Immediately after the return of members from the holiday recess, Miss Anthony wrote to each of the 112 asking how he would vote if the question came up again. To these letters 52 replies were received, 26 from Republicans, all of whom would vote yes; 26 from Democrats, 10 of whom would vote yes, 10, no; while 6 did not know how they would vote. As these 36 affirmative votes added to the 85 yeas would so nearly have overcome the adverse majority, John D. White, of Kentucky, at the solicitation of Miss Anthony, made another earnest effort in February to secure the desired committee, but the Democrats refused to allow the question to come to a vote. She was greatly disappointed at the failure to get the select committee, but afterwards became of the opinion that it was more advantageous to return to the old plan of working through the judiciary committee.

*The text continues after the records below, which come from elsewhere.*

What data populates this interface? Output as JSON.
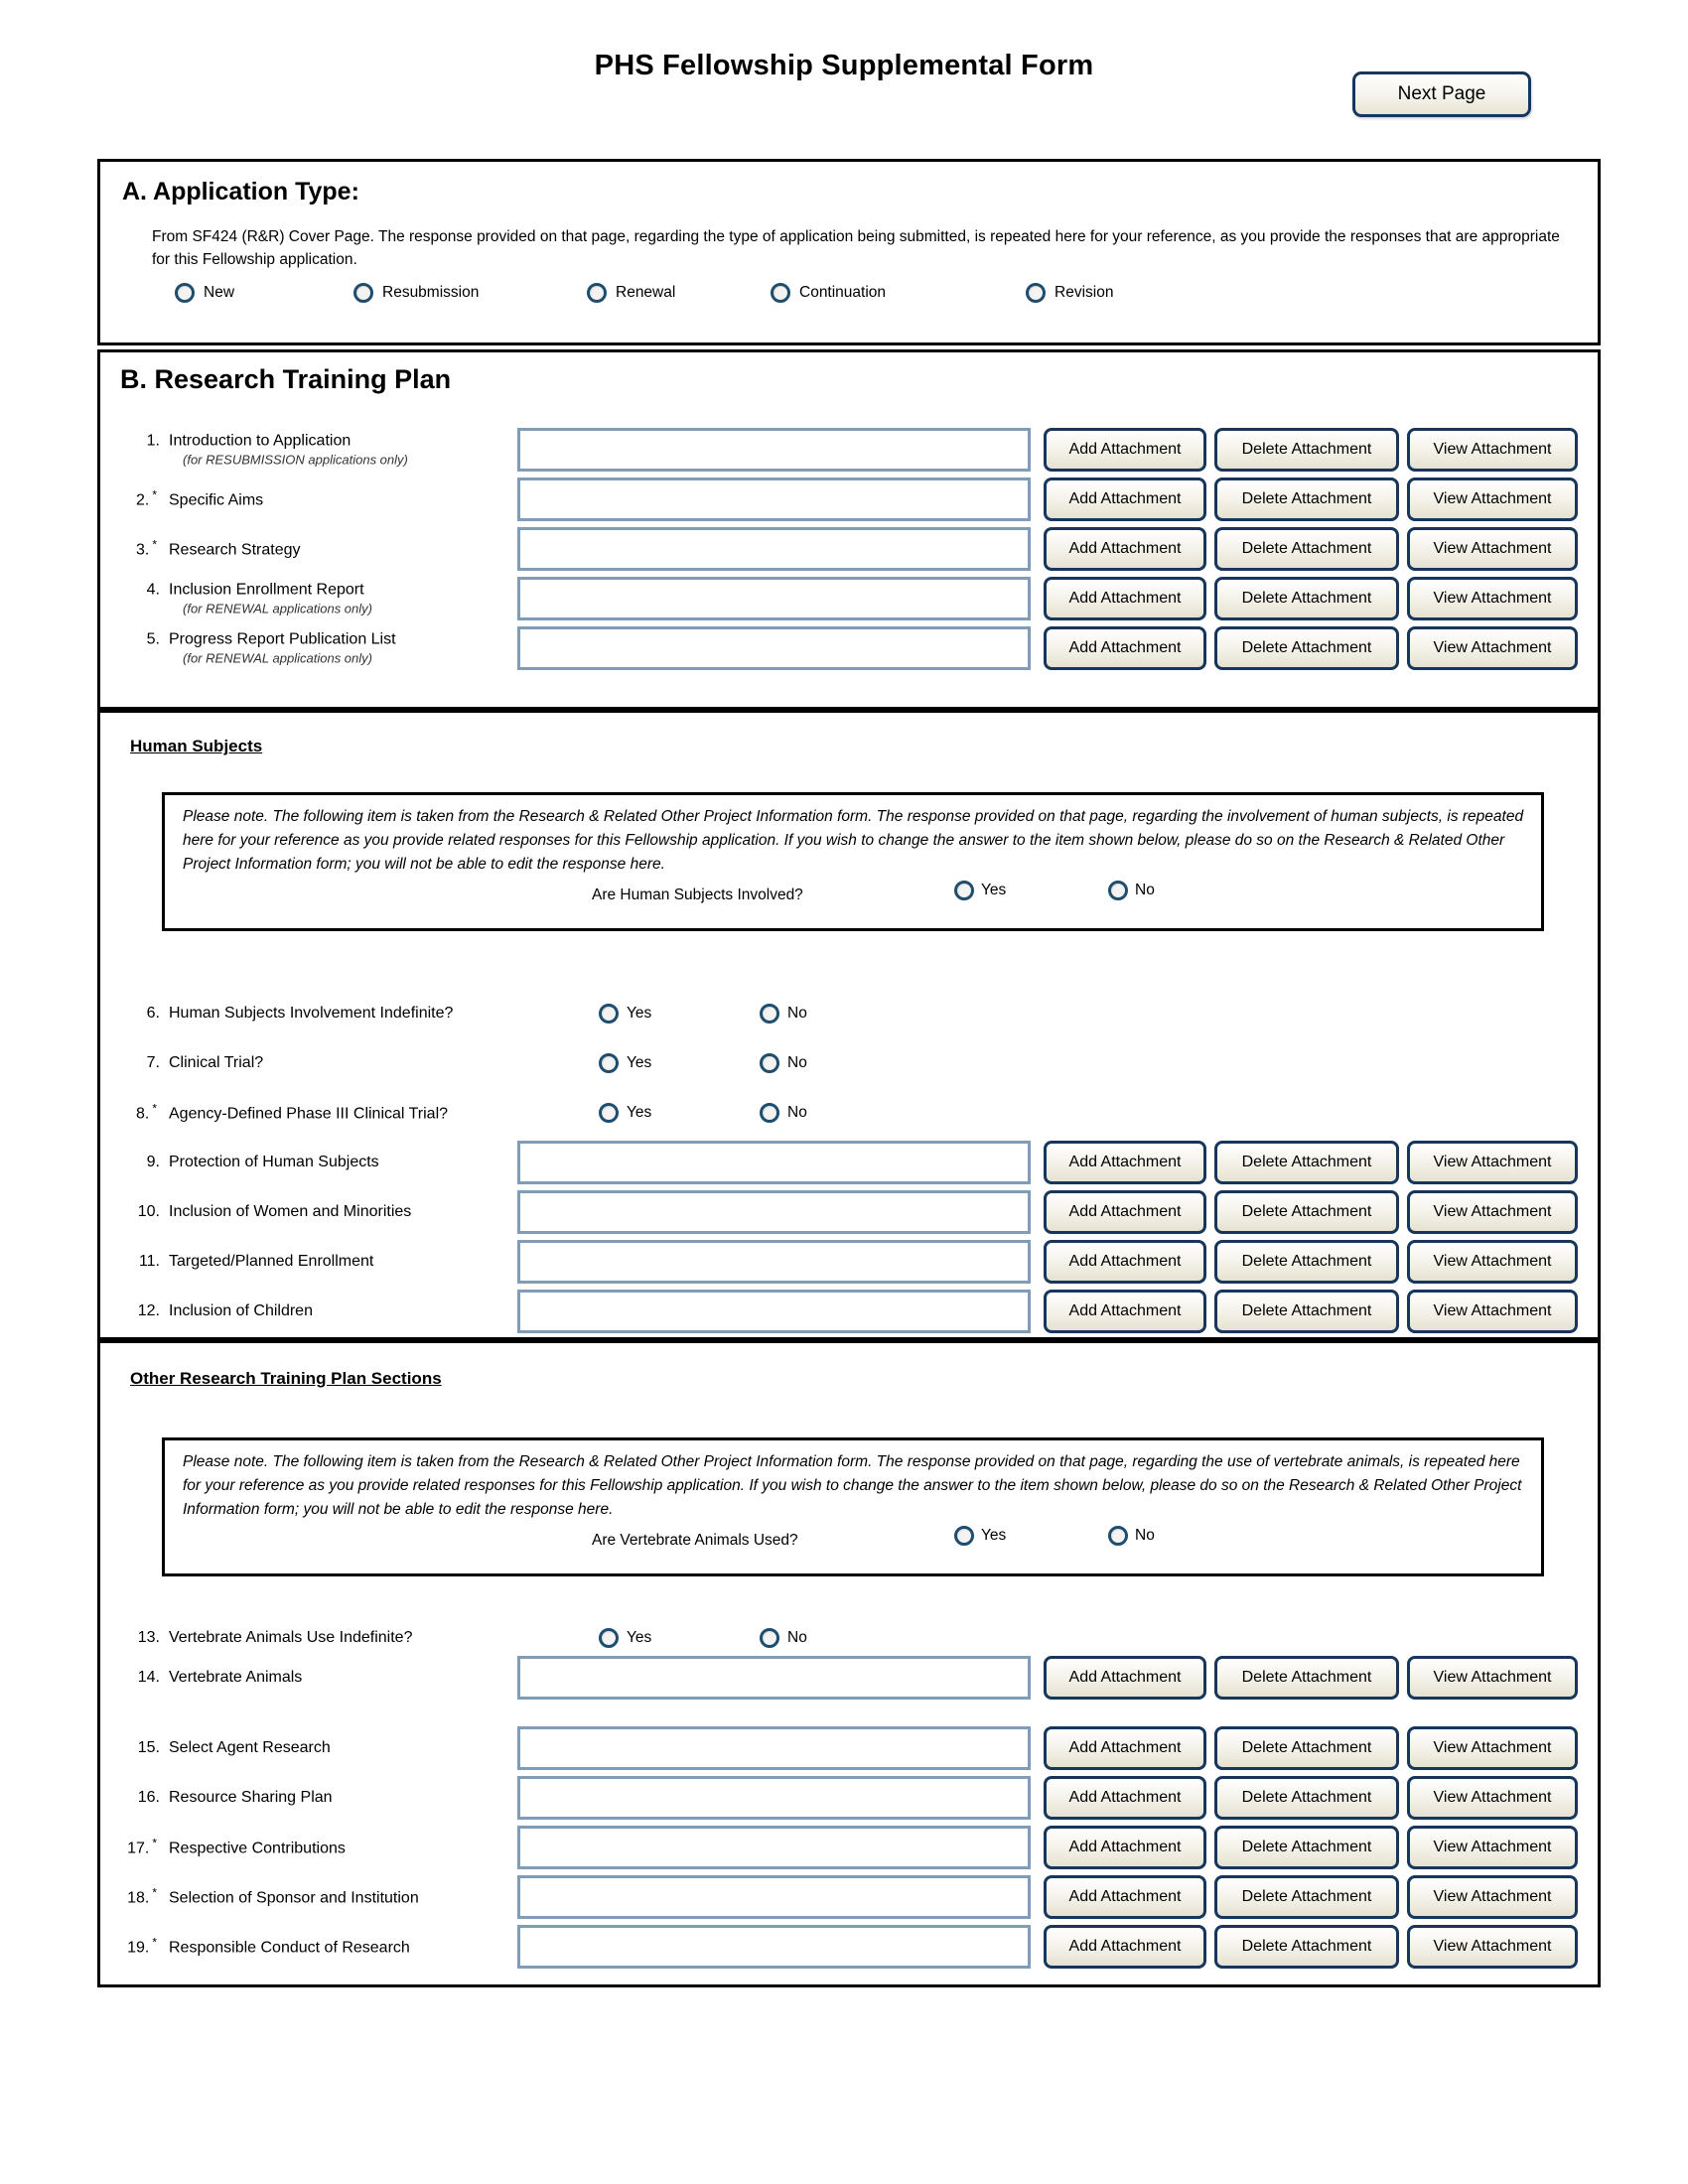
{
  "header": {
    "title": "PHS Fellowship Supplemental Form",
    "next_page_label": "Next Page"
  },
  "yes_no": {
    "yes": "Yes",
    "no": "No"
  },
  "star_symbol": "*",
  "buttons": {
    "add": "Add Attachment",
    "delete": "Delete Attachment",
    "view": "View Attachment"
  },
  "colors": {
    "accent_border": "#16365c",
    "field_border": "#7f9db9",
    "radio_ring": "#1e4e6f"
  },
  "section_a": {
    "heading": "A. Application Type:",
    "description": "From SF424 (R&R) Cover Page.  The response provided on that page, regarding the type of application being submitted, is repeated here for your reference, as you provide the responses that are appropriate for this Fellowship application.",
    "options": [
      "New",
      "Resubmission",
      "Renewal",
      "Continuation",
      "Revision"
    ]
  },
  "section_b": {
    "heading": "B. Research Training Plan",
    "attachments": [
      {
        "num": "1.",
        "label": "Introduction to Application",
        "sub": "(for RESUBMISSION applications only)"
      },
      {
        "num": "2.",
        "star": true,
        "label": "Specific Aims"
      },
      {
        "num": "3.",
        "star": true,
        "label": "Research Strategy"
      },
      {
        "num": "4.",
        "label": "Inclusion Enrollment Report",
        "sub": "(for RENEWAL applications only)"
      },
      {
        "num": "5.",
        "label": "Progress Report Publication List",
        "sub": "(for RENEWAL applications only)"
      }
    ]
  },
  "human_subjects": {
    "heading": "Human Subjects",
    "note": "Please note.  The following item is taken from the Research & Related Other Project Information form. The response provided on that page, regarding the involvement of human subjects, is repeated here for your reference as you provide related responses for this Fellowship application. If you wish to change the answer to the item shown below, please do so on the Research & Related Other Project Information form; you will not be able to edit the response here.",
    "note_question": "Are Human Subjects Involved?",
    "questions": [
      {
        "num": "6.",
        "label": "Human Subjects Involvement Indefinite?"
      },
      {
        "num": "7.",
        "label": "Clinical Trial?"
      },
      {
        "num": "8.",
        "star": true,
        "label": "Agency-Defined Phase III Clinical Trial?"
      }
    ],
    "attachments": [
      {
        "num": "9.",
        "label": "Protection of Human Subjects"
      },
      {
        "num": "10.",
        "label": "Inclusion of Women and Minorities"
      },
      {
        "num": "11.",
        "label": "Targeted/Planned Enrollment"
      },
      {
        "num": "12.",
        "label": "Inclusion of Children"
      }
    ]
  },
  "other_sections": {
    "heading": "Other Research Training Plan Sections",
    "note": "Please note.  The following item is taken from the Research & Related Other Project Information form. The response provided on that page, regarding the use of vertebrate animals, is repeated here for your reference as you provide related responses for this Fellowship application. If you wish to change the answer to the item shown below, please do so on the Research & Related Other Project Information form; you will not be able to edit the response here.",
    "note_question": "Are Vertebrate Animals Used?",
    "questions": [
      {
        "num": "13.",
        "label": "Vertebrate Animals Use Indefinite?"
      }
    ],
    "attachments_first": [
      {
        "num": "14.",
        "label": "Vertebrate Animals"
      }
    ],
    "attachments_rest": [
      {
        "num": "15.",
        "label": "Select Agent Research"
      },
      {
        "num": "16.",
        "label": "Resource Sharing Plan"
      },
      {
        "num": "17.",
        "star": true,
        "label": "Respective Contributions"
      },
      {
        "num": "18.",
        "star": true,
        "label": "Selection of Sponsor and Institution"
      },
      {
        "num": "19.",
        "star": true,
        "label": "Responsible Conduct of Research"
      }
    ]
  }
}
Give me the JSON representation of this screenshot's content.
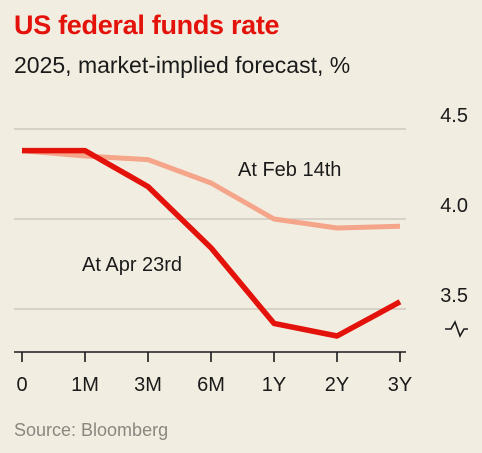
{
  "header": {
    "title": "US federal funds rate",
    "subtitle": "2025, market-implied forecast, %"
  },
  "footer": {
    "source": "Source: Bloomberg"
  },
  "colors": {
    "apr": "#e3120b",
    "feb": "#f4a58a",
    "grid": "#c6c2b9",
    "axis": "#1a1a1a",
    "background": "#f2ede1"
  },
  "chart_data": {
    "type": "line",
    "categories": [
      "0",
      "1M",
      "3M",
      "6M",
      "1Y",
      "2Y",
      "3Y"
    ],
    "series": [
      {
        "name": "At Feb 14th",
        "values": [
          4.38,
          4.35,
          4.33,
          4.2,
          4.0,
          3.95,
          3.96
        ]
      },
      {
        "name": "At Apr 23rd",
        "values": [
          4.38,
          4.38,
          4.18,
          3.84,
          3.42,
          3.35,
          3.54
        ]
      }
    ],
    "y_ticks": [
      "4.5",
      "4.0",
      "3.5"
    ],
    "ylim": [
      3.3,
      4.5
    ],
    "y_axis_break": true,
    "grid": true
  }
}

Miss Anthony had to be continually on the alert to head off zealous but injudicious women who were determined to commit the suffrage movement to the various ologies and isms of the day, and especially to personal matters. Even a woman so intellectually great as Mrs. Stanton could not be relied upon always to make her individual opinions subserve what was demanded of her position as president of the National Association. In January Miss Anthony received a document which Mrs. Stanton had prepared as an "open letter," to be signed by both of them officially and given to the press, congratulating Frederick Douglass upon his marriage to a white woman and sympathizing with him because of the adverse criticism it had called out! She especially urged that he be given a prominent place on the program at the approaching convention. Miss Anthony replied at once:

I do hope you won't put your foot into the question of intermarriage of the races. It has no place on our platform, any more than the question of no marriage at all, or of polygamy, and, so far as I can prevent it, shall not be brought there. I beg you therefore not to congratulate him publicly. Were there a proposition to punish the woman and leave the man to go scot free, then we should have a protest to make against the invidious discrimination.

The question of the amalgamation of the different races is a scientific one, affecting women and men alike. I do not propose to have it discussed on our platform. Our intention at this convention is to make every one who hears or reads believe in the grand principle of equality of rights and chances for women, and if they see on our program the name of Douglass every thought will be turned toward the subject of amalgamation and away from that of woman and her disfranchised. Neither you nor I have the right thus to complicate or compromise our question, and if we take the bits in our teeth in one direction we must expect our compeers to do the same in others. You very well know that if you plunge in, as your letter proposes, your endorsement will be charged upon me and the whole association. Do not throw around that marriage the halo of a pure and lofty duty to break down race lines. Your sympathy has run away with your judgment. Lovingly and fearfully yours.

It is hardly necessary to say that the "open letter" was not published.